Spending time at home with my wife and two daughters is my decompression. They keep me grounded. We also ski and go boating, and I golf.

IL: What advice would you offer your 18-year-old self?

Life flies by, so enjoy it. Recognize and take all the opportunities you can. And if I could go back to the past while seeing the future, I’d tell my 18-year-old self to buy more Facebook stock.


The Whole Truth

Four months into his first job at RJW Logistics Group, working on the logistics side of the business, Kevin Williamson got a call from a customer asking the status of a shipment bound for Atlanta. Unfortunately, the freight was still sitting on the dock in Chicago, having missed the linehaul truck.

“I lied to them,” recalls Williamson. “And then I got caught in the lie.”

Williamson went to the company’s CEO—his father—for advice on what to do next. “My father said, ‘Tell the truth.
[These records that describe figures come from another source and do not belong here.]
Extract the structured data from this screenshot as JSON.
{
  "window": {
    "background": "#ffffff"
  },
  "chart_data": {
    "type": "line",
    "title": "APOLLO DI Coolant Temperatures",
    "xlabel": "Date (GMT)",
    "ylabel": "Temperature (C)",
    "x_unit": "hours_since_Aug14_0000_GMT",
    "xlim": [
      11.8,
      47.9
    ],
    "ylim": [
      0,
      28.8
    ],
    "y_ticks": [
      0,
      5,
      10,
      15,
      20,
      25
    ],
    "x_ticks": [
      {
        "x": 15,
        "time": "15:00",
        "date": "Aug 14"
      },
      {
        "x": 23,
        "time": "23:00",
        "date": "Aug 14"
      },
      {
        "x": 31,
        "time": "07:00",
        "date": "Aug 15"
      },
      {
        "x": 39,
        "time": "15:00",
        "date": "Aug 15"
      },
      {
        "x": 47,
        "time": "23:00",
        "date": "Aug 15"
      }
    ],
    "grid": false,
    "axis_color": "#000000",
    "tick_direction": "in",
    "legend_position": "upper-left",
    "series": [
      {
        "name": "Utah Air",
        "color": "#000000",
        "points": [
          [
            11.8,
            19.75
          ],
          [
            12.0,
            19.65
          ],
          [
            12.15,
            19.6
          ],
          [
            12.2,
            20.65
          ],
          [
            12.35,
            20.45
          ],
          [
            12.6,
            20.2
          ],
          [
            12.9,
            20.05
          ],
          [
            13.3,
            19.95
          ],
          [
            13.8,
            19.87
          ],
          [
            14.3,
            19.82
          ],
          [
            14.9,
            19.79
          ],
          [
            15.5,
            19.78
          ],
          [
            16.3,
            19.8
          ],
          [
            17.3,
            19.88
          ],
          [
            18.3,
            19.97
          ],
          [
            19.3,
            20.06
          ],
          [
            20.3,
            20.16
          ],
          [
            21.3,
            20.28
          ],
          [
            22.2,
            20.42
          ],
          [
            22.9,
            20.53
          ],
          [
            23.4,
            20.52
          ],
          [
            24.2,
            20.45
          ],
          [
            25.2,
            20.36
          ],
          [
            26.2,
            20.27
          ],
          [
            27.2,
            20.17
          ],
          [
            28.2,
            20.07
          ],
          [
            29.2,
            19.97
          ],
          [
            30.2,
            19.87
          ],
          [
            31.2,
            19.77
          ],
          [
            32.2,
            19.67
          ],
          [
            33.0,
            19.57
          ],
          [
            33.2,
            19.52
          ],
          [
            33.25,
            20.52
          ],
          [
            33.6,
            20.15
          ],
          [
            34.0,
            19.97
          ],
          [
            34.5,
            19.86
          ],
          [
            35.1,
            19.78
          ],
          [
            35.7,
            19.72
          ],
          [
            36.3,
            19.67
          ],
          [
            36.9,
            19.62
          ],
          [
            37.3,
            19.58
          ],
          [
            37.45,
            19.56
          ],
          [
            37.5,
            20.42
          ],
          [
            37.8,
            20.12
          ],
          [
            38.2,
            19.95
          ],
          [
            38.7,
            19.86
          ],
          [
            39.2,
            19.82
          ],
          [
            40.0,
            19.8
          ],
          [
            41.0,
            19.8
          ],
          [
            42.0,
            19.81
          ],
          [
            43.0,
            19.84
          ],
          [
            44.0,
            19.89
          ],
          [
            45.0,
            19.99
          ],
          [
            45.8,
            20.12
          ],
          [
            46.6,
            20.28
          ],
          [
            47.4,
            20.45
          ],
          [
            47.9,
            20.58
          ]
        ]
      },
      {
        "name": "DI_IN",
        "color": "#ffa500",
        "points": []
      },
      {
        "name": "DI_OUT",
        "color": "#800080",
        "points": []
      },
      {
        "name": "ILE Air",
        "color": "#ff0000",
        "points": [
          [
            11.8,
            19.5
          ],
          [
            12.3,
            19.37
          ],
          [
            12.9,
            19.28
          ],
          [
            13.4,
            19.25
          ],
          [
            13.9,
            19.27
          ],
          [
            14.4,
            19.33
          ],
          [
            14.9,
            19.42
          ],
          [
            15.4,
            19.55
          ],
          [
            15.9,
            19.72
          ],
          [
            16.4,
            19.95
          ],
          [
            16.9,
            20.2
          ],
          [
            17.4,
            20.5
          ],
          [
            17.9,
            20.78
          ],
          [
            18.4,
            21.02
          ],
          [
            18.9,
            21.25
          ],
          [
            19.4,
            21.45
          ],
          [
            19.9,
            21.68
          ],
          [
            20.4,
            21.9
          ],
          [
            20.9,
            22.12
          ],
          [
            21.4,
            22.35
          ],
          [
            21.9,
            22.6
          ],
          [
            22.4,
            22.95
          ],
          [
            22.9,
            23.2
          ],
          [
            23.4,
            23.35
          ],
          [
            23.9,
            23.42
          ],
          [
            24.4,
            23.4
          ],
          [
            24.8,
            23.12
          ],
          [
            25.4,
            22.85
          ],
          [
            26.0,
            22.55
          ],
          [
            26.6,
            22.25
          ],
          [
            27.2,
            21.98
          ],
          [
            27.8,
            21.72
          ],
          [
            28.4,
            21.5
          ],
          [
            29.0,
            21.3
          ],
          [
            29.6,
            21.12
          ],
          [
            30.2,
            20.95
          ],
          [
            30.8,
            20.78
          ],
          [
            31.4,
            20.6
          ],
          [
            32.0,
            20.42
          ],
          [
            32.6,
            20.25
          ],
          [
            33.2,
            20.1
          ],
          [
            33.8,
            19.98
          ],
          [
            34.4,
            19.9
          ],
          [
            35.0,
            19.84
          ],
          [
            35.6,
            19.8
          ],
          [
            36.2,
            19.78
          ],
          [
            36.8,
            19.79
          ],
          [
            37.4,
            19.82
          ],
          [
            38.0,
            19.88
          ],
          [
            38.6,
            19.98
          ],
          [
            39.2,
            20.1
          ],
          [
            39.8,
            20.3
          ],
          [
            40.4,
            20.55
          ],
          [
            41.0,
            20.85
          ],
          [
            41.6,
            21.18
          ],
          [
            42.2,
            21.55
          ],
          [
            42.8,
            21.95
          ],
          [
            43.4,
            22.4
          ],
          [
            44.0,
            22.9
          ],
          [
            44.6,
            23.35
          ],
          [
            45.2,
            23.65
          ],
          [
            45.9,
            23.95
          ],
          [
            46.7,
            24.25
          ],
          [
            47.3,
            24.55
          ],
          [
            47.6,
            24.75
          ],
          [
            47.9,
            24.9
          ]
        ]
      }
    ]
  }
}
Then you never have to worry about having to keep up with the lie forever. If they can’t deal with the fact that the shipment will not be there on time, move on. But at least you have self respect.'”

The customer never worked with RJW again. “But it felt good to tell the truth,” Williamson says.

The lesson of that incident has guided him throughout his career: “Don’t mislead, be transparent and a straight shooter, and share everything with those you work with and those you work for.”